Tax planning takes different forms depending upon where you are in life’s journey. A young family will want to set up Registered Education Savings Plan for their infants. While this does not provide tax savings, taking advantage of the grants available will help financially prepare your kids for post-secondary education. As the children grow, arts and fitness activities can recoup some of their costs through the tax credits available.
Saving for that first house can be done with your and your spouse’s Registered Retirement Savings Plans. The contributions to the RRSP reduce your taxes and up to $25,000 per person can be withdrawn under the Home Buyers’ Plan to help buy your first home. You may repay the amount withdrawn over 15 years, or you can elect to have that amount included in your income each year instead.
Another use of your RRSP funds is for the Lifelong Learning Plan. Under the plan, if you are going back to a qualifying post-secondary program on a full time basis (people with the Disability Tax Credit may enroll on a part time basis) you may withdraw up to $10,000 per year, to a maximum of $20,000. This is then either repaid or added to income in the same fashion as the Home Buyers’ Plan, except that the repayment period is 10 years.

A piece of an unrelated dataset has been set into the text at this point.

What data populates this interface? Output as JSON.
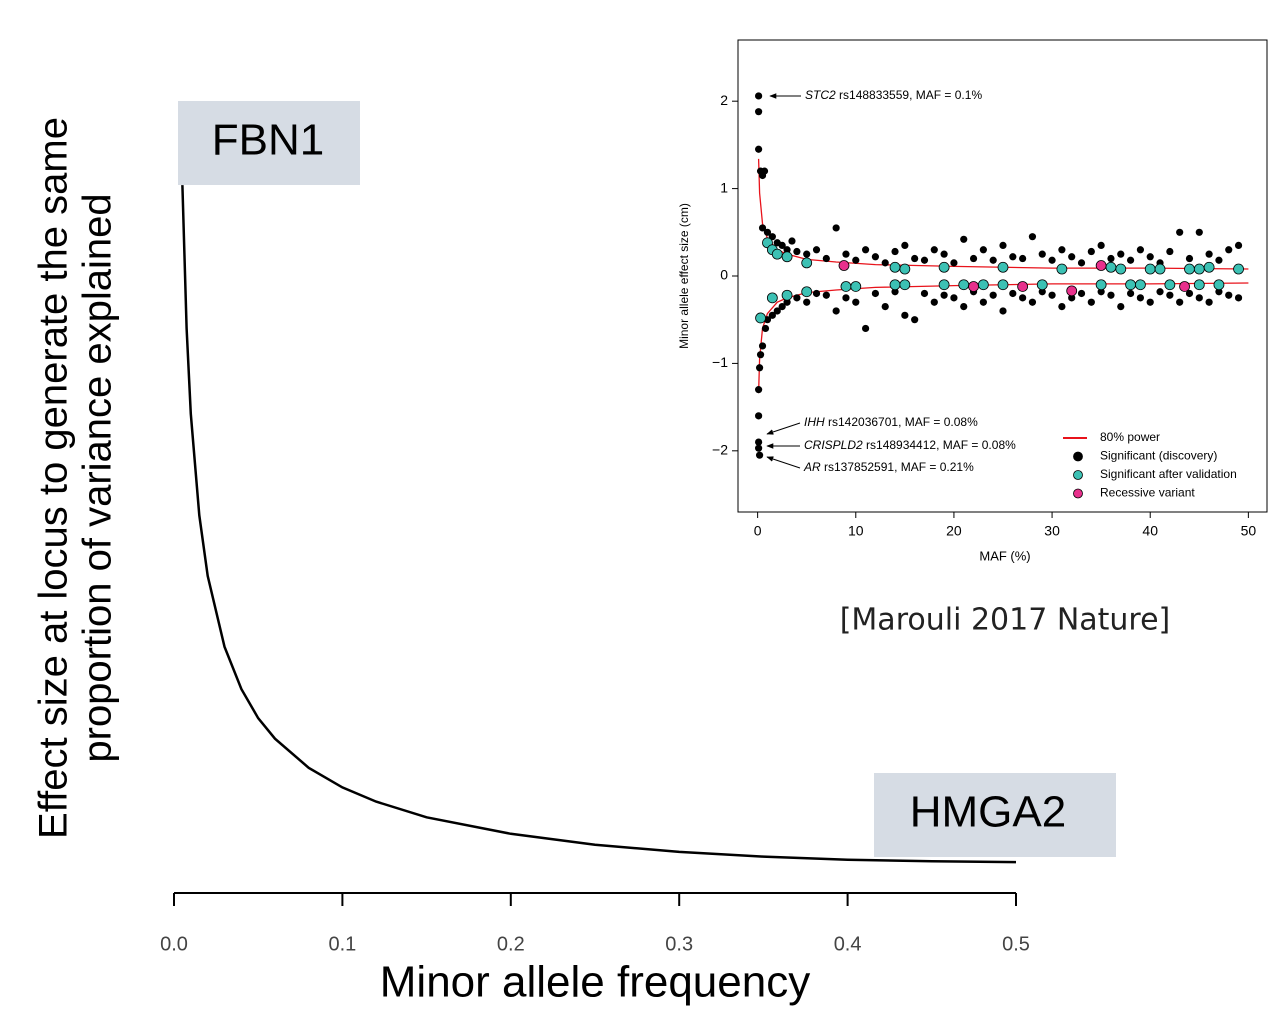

Whether you are making a contribution to an RRSP or a TFSA, making regular monthly deposits enables your money to grow tax free for a much longer period than if your wait for the first 60 days of the year. Whether to make an RRSP or a TFSA contribution is based on many factors. How close to retirement are you? Will your retirement income be lower than it is now? Will you be eligible for social income supports such as the Guaranteed Income Supplement or the provincial Shelter Aid for Elderly Renters?